Multisystem Inflammatory Syndrome in Children (MIS-C) is a post-infectious complication of COVID-19 in children that has similarity to Kawasaki disease (KD). In initial studies, autoantibodies to the inflammatory regulator developmental endothelial locus-1 (Del-1) were associated with KD. Follow-up studies failed to show this specificity, but did show that levels of circulating EDIL3/Del-1 autoantibodies were able to distinguish KD children that developed aneurysms from KD children that did not develop aneurysms. Due to the potential benefit such knowledge may have on diagnosis and treatment, we sought to explore if other targets may better distinguish MIS-C from KD.
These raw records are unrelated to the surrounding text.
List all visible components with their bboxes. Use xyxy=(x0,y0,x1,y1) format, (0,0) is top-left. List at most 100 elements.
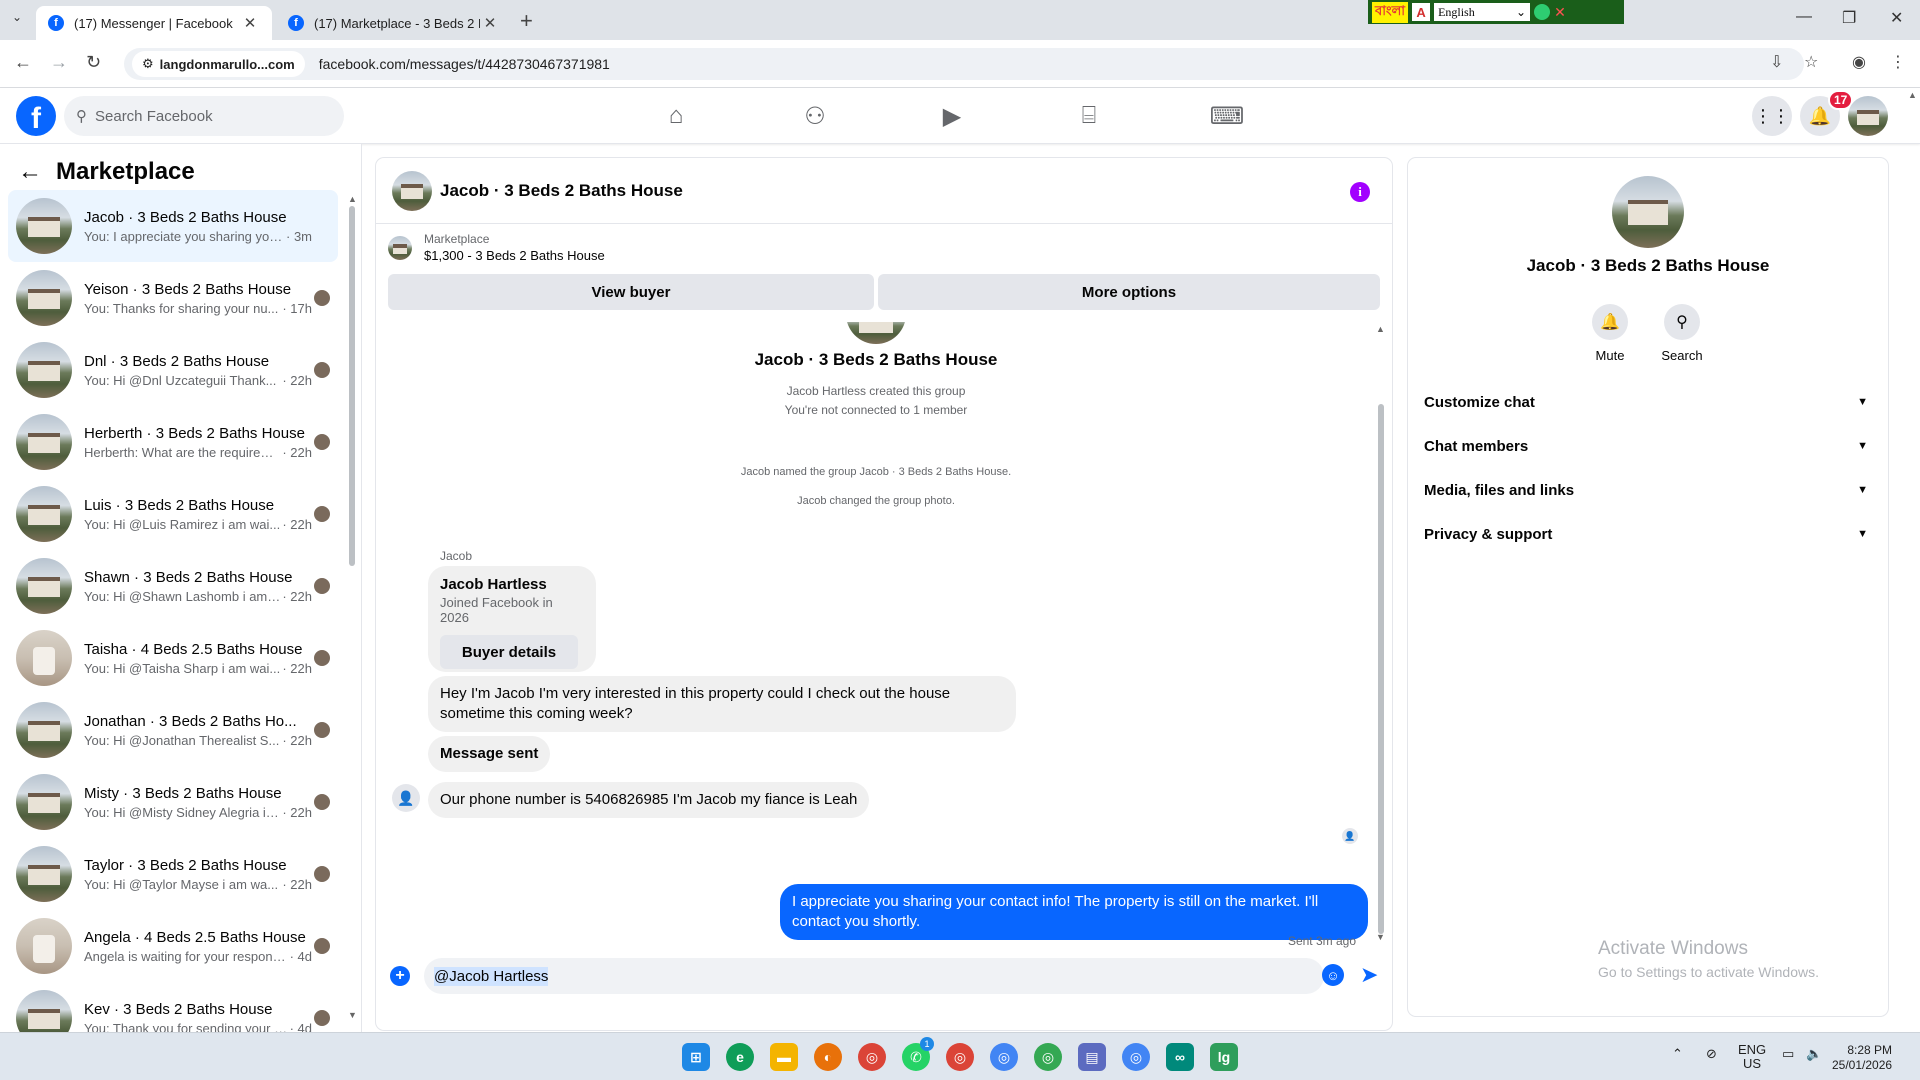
new-tab-button[interactable]: + xyxy=(520,8,533,34)
buyer-details-button[interactable]: Buyer details xyxy=(440,635,578,669)
conversation-item[interactable]: Jacob · 3 Beds 2 Baths House You: I appre… xyxy=(8,190,338,262)
conversation-item[interactable]: Jonathan · 3 Beds 2 Baths Ho... You: Hi @… xyxy=(8,694,338,766)
profile-name[interactable]: Jacob Hartless xyxy=(440,576,584,593)
conversation-item[interactable]: Angela · 4 Beds 2.5 Baths House Angela is… xyxy=(8,910,338,982)
reload-icon[interactable]: ↻ xyxy=(86,52,101,73)
sender-avatar[interactable]: 👤 xyxy=(392,784,420,812)
scrollbar-thumb[interactable] xyxy=(349,206,355,566)
conversation-item[interactable]: Misty · 3 Beds 2 Baths House You: Hi @Mis… xyxy=(8,766,338,838)
tab-marketplace[interactable]: f (17) Marketplace - 3 Beds 2 Bat ✕ xyxy=(276,6,512,40)
conversation-item[interactable]: Yeison · 3 Beds 2 Baths House You: Thanks… xyxy=(8,262,338,334)
menu-grid-icon[interactable]: ⋮⋮ xyxy=(1752,96,1792,136)
conversation-avatar xyxy=(16,414,72,470)
conversation-item[interactable]: Herberth · 3 Beds 2 Baths House Herberth:… xyxy=(8,406,338,478)
close-widget-icon[interactable]: ✕ xyxy=(1554,4,1566,21)
conversation-item[interactable]: Shawn · 3 Beds 2 Baths House You: Hi @Sha… xyxy=(8,550,338,622)
chrome-profile-icon[interactable]: ◎ xyxy=(990,1043,1018,1071)
start-windows-icon[interactable]: ⊞ xyxy=(682,1043,710,1071)
conversation-item[interactable]: Taylor · 3 Beds 2 Baths House You: Hi @Ta… xyxy=(8,838,338,910)
home-icon[interactable]: ⌂ xyxy=(656,102,696,130)
scroll-down-arrow-icon[interactable]: ▼ xyxy=(1376,932,1385,942)
bookmark-star-icon[interactable]: ☆ xyxy=(1804,52,1818,72)
language-indicator[interactable]: ENG US xyxy=(1738,1043,1766,1071)
chrome-profile-icon[interactable]: ◎ xyxy=(1034,1043,1062,1071)
tab-close-icon[interactable]: ✕ xyxy=(480,14,500,32)
edge-icon[interactable]: e xyxy=(726,1043,754,1071)
language-select[interactable]: English ⌄ xyxy=(1434,3,1531,21)
conversation-item[interactable]: Luis · 3 Beds 2 Baths House You: Hi @Luis… xyxy=(8,478,338,550)
app-icon[interactable]: ∞ xyxy=(1166,1043,1194,1071)
conversation-preview: You: Hi @Dnl Uzcateguii Thank... xyxy=(84,372,277,388)
page-scroll-up-arrow-icon[interactable]: ▲ xyxy=(1908,90,1917,100)
message-bubble-outgoing[interactable]: I appreciate you sharing your contact in… xyxy=(780,884,1368,940)
search-action[interactable]: ⚲ Search xyxy=(1642,304,1722,363)
network-icon[interactable]: ⊘ xyxy=(1706,1047,1717,1061)
info-icon[interactable]: i xyxy=(1350,182,1370,202)
facebook-logo-icon[interactable]: f xyxy=(16,96,56,136)
message-bubble-incoming[interactable]: Message sent xyxy=(428,736,551,772)
gaming-icon[interactable]: ⌨ xyxy=(1207,102,1247,131)
chrome-icon[interactable]: ◎ xyxy=(858,1043,886,1071)
firefox-icon[interactable]: ◐ xyxy=(814,1043,842,1071)
chat-avatar[interactable] xyxy=(392,170,432,211)
back-icon[interactable]: ← xyxy=(14,52,32,73)
friends-icon[interactable]: ⚇ xyxy=(795,102,835,131)
search-icon[interactable]: ⚲ xyxy=(1664,304,1700,340)
minimize-icon[interactable]: — xyxy=(1796,8,1812,26)
address-bar[interactable]: ⚙ langdonmarullo...com facebook.com/mess… xyxy=(124,48,1804,80)
site-info-chip[interactable]: ⚙ langdonmarullo...com xyxy=(132,51,305,77)
globe-icon[interactable] xyxy=(1534,4,1551,20)
system-clock[interactable]: 8:28 PM 25/01/2026 xyxy=(1832,1043,1892,1073)
scroll-down-arrow-icon[interactable]: ▼ xyxy=(348,1010,357,1020)
restore-icon[interactable]: ❐ xyxy=(1842,8,1856,28)
close-window-icon[interactable]: ✕ xyxy=(1890,8,1903,28)
section-customize-chat[interactable]: Customize chat ▼ xyxy=(1424,380,1872,424)
message-input[interactable]: @Jacob Hartless xyxy=(424,958,1324,994)
mute-bell-icon[interactable]: 🔔 xyxy=(1592,304,1628,340)
url-text: facebook.com/messages/t/4428730467371981 xyxy=(318,56,610,72)
message-bubble-incoming[interactable]: Hey I'm Jacob I'm very interested in thi… xyxy=(428,676,1016,732)
forward-icon[interactable]: → xyxy=(50,52,68,73)
send-icon[interactable]: ➤ xyxy=(1360,962,1378,988)
account-avatar[interactable] xyxy=(1848,96,1888,136)
details-avatar[interactable] xyxy=(1612,176,1684,248)
back-arrow-icon[interactable]: ← xyxy=(18,158,42,186)
chat-title[interactable]: Jacob · 3 Beds 2 Baths House xyxy=(440,181,683,201)
app-icon[interactable]: ▤ xyxy=(1078,1043,1106,1071)
display-icon[interactable]: ▭ xyxy=(1782,1047,1794,1061)
emoji-icon[interactable]: ☺ xyxy=(1322,964,1344,986)
tab-messenger[interactable]: f (17) Messenger | Facebook ✕ xyxy=(36,6,272,40)
chrome-profile-icon[interactable]: ◎ xyxy=(1122,1043,1150,1071)
message-bubble-incoming[interactable]: Our phone number is 5406826985 I'm Jacob… xyxy=(428,782,870,818)
section-privacy-support[interactable]: Privacy & support ▼ xyxy=(1424,512,1872,556)
marketplace-icon[interactable]: ⌸ xyxy=(1069,102,1109,130)
scroll-up-arrow-icon[interactable]: ▲ xyxy=(348,194,357,204)
tab-search-chevron-icon[interactable]: ⌄ xyxy=(12,10,22,24)
conversation-item[interactable]: Dnl · 3 Beds 2 Baths House You: Hi @Dnl U… xyxy=(8,334,338,406)
sidebar-scrollbar[interactable]: ▲ ▼ xyxy=(348,194,357,1024)
listing-summary[interactable]: Marketplace $1,300 - 3 Beds 2 Baths Hous… xyxy=(388,232,605,263)
profile-icon[interactable]: ◉ xyxy=(1852,52,1866,72)
install-app-icon[interactable]: ⇩ xyxy=(1770,52,1783,72)
browser-menu-icon[interactable]: ⋮ xyxy=(1890,52,1906,72)
facebook-search-input[interactable]: ⚲ Search Facebook xyxy=(64,96,344,136)
volume-icon[interactable]: 🔈 xyxy=(1806,1047,1822,1061)
scroll-up-arrow-icon[interactable]: ▲ xyxy=(1376,324,1385,334)
tray-chevron-up-icon[interactable]: ⌃ xyxy=(1672,1047,1683,1061)
conversation-name: Jacob · 3 Beds 2 Baths House xyxy=(84,208,287,226)
file-explorer-icon[interactable]: ▬ xyxy=(770,1043,798,1071)
section-chat-members[interactable]: Chat members ▼ xyxy=(1424,424,1872,468)
scrollbar-thumb[interactable] xyxy=(1378,404,1384,934)
more-options-button[interactable]: More options xyxy=(878,274,1380,310)
langdon-app-icon[interactable]: lg xyxy=(1210,1043,1238,1071)
section-media-files-links[interactable]: Media, files and links ▼ xyxy=(1424,468,1872,512)
video-icon[interactable]: ▶ xyxy=(932,102,972,131)
chrome-profile-icon[interactable]: ◎ xyxy=(946,1043,974,1071)
thread-scrollbar[interactable]: ▲ ▼ xyxy=(1376,324,1386,944)
acrobat-icon[interactable]: A xyxy=(1412,3,1431,21)
mute-action[interactable]: 🔔 Mute xyxy=(1570,304,1650,363)
view-buyer-button[interactable]: View buyer xyxy=(388,274,874,310)
conversation-item[interactable]: Taisha · 4 Beds 2.5 Baths House You: Hi @… xyxy=(8,622,338,694)
tab-close-icon[interactable]: ✕ xyxy=(240,14,260,32)
add-attachment-plus-icon[interactable]: + xyxy=(390,966,410,986)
Methods:  We utilized a HuProt^TM library (CDI Labs), a yeast (S. cerevisae) derived expression library consisting of 23,059 purified human proteins, to profile autoantigen targeting in pre-treatment samples from febrile children, children with KD, and children with MIS-C. Plasma sample ELISA assays using recombinant proteins were used for confirmation. 

Results: 

On the human protein array, a cell cytoskeletal structure protein was found to be significantly associated with MIS-C diagnosis. From these experiments, it was confirmed that autoantibody levels against this target can distinguish MIS-C from KD or febrile children. Further defining such autoantibody targets may offer novel and improved methods for distinguishing MIS-C from KD and other febrile illnesses.